Подкопаться! Просто, как колумбово яйцо! Ближе всего к танку от крайней правой фарберовской землянки. Метров тридцать, не больше. Вал около нее высокий — метра полтора. Немцы даже не увидят, как мы землю выкидывать будем. А грунт на глубине не такой мерзлый.
— Здорово, черт возьми! — Лисагор хватает карандаш. — И людей много не надо. Копать сможет один человек — только часто менять. Один копает, другой землю вытягивает, двое разравнивают и маскируют. Восемь — десять человек с гаком хватит. Если дивизионных саперов человек пять подкинут — дня за три-четыре сделаем. Правда, инженер?

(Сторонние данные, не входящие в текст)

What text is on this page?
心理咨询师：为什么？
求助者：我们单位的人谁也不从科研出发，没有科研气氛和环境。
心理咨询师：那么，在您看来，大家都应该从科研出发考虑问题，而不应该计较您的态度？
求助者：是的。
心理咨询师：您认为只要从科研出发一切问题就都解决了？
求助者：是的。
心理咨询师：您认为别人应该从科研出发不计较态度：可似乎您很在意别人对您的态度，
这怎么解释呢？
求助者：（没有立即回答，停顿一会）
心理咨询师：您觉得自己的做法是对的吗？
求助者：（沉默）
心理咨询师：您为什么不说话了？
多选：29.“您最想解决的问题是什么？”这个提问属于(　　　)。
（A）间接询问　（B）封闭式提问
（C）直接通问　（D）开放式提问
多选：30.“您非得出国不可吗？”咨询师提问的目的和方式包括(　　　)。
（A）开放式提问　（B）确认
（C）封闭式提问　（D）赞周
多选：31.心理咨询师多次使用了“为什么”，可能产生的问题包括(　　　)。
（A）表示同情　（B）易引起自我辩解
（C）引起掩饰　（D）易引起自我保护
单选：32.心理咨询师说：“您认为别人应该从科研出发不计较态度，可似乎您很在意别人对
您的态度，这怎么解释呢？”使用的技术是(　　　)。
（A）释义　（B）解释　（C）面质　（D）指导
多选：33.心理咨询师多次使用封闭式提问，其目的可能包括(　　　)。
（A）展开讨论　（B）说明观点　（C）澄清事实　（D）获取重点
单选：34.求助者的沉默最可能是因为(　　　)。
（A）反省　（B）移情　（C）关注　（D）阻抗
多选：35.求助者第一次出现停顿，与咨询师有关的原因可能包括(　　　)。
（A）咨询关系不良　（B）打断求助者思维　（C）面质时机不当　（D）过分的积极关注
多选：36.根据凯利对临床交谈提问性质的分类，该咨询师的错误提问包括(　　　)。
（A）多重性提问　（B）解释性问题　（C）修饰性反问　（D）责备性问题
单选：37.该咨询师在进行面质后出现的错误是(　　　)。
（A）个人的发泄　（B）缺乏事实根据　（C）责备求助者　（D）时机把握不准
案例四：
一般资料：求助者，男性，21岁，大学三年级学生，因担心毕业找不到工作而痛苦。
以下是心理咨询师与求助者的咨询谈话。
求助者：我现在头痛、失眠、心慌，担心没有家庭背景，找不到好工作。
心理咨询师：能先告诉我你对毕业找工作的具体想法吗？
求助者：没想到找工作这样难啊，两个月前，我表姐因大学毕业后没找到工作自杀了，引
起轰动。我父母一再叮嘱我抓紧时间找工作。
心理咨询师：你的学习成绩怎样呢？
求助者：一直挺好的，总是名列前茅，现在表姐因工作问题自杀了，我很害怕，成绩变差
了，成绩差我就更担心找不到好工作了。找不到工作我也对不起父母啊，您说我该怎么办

Лисагор подводит черту и пишет под ней цифру «4» — четверо суток.
— Устинов твой в восторге будет. Совсем как в Севастополе. Заложим толу килограмм сто — и как ахнем!.. Представляешь воронку? Бойцы из нее прямо шеренгой пойдут.
Мы выпиваем поллитровку, хлопаем от радости Лазаря по спине так, что он кашлять начинает. Натянув валенки, я бегу к Ширяеву, потом к майору.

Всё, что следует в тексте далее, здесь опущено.